The woman appeared to not see the large morbid pictures, even though their framework was obviously mention-worthy. “Of course, when you retain the deed to the house, you’re free to change any and all furnishings that don’t strike your fancy.”

“I don’t know. I think they add character.” Cole ran a finger over one of the frames and came back with a row of dust.

Kaitlyn turned her back on the wall with folded arms. “We’re not keeping them and that’s final.”

“Upstairs, eight guest bedrooms and a master suite should be sufficient to accommodate a large number of guests.” The woman started up the stairs.

“Would you mind terribly if we inspect the upstairs bedrooms ourselves? We promise not to move anything.” Kaitlyn smiled sweetly as she held onto the banister.

We stood behind her in a huddle.

“Sure.
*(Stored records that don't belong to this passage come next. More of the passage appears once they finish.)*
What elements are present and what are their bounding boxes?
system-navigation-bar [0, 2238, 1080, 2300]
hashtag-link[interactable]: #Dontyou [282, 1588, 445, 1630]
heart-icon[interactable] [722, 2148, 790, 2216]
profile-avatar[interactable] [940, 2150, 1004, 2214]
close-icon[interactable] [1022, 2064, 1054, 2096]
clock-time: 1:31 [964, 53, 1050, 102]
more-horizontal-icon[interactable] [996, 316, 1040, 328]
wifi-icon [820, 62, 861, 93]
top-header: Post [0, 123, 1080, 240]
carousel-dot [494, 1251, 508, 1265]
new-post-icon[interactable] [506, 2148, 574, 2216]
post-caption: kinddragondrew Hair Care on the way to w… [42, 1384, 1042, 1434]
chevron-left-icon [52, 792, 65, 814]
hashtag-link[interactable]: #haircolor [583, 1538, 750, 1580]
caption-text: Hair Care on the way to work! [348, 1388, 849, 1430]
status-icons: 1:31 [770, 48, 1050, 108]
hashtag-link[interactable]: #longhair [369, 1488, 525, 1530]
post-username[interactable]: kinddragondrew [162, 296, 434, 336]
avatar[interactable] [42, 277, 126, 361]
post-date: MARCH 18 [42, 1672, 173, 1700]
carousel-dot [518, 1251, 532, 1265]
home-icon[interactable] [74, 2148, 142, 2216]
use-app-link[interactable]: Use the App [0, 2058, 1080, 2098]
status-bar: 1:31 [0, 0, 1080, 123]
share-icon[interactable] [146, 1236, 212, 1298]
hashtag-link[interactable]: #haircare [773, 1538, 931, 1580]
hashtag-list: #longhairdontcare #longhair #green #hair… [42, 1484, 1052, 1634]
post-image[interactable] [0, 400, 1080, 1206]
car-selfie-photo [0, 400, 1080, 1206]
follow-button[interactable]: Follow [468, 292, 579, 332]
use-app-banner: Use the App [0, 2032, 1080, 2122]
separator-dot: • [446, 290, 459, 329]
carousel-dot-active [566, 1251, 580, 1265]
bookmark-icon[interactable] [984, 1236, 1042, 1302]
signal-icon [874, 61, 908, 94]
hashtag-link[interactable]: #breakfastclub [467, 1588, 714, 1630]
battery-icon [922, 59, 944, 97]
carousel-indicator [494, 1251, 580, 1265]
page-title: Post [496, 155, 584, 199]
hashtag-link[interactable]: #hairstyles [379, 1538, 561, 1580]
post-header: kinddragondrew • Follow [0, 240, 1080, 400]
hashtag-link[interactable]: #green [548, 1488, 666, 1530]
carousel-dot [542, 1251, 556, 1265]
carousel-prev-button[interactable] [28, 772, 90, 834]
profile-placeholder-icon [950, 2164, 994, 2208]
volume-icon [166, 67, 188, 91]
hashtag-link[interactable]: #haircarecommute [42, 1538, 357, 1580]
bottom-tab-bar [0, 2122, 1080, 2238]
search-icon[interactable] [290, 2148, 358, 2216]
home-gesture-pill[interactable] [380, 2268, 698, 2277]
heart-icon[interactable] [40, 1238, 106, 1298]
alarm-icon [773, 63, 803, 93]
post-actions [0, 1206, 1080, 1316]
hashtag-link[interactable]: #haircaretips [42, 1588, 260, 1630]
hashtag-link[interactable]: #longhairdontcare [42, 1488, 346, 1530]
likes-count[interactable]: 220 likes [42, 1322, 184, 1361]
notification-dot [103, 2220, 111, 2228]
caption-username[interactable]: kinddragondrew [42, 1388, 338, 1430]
You’re his grandnieces.” The woman stepped back down the stairs.

“Let’s go take a look.” Shelby bounced with excitement.

The girls held the banister as they bounded up the stairs with Anna Marie and me trailing close behind.

Cole stood on the vestibule’s marble floor. “Stay with the girls. I’m going to look around outside.”

Translated, he was probably going to head into the woods behind the estate for a mid-afternoon snack.

“Okay.” I blew a kiss.

“We’ll keep her safe. We always do,” Kaitlyn called over her shoulder as they went ahead of me.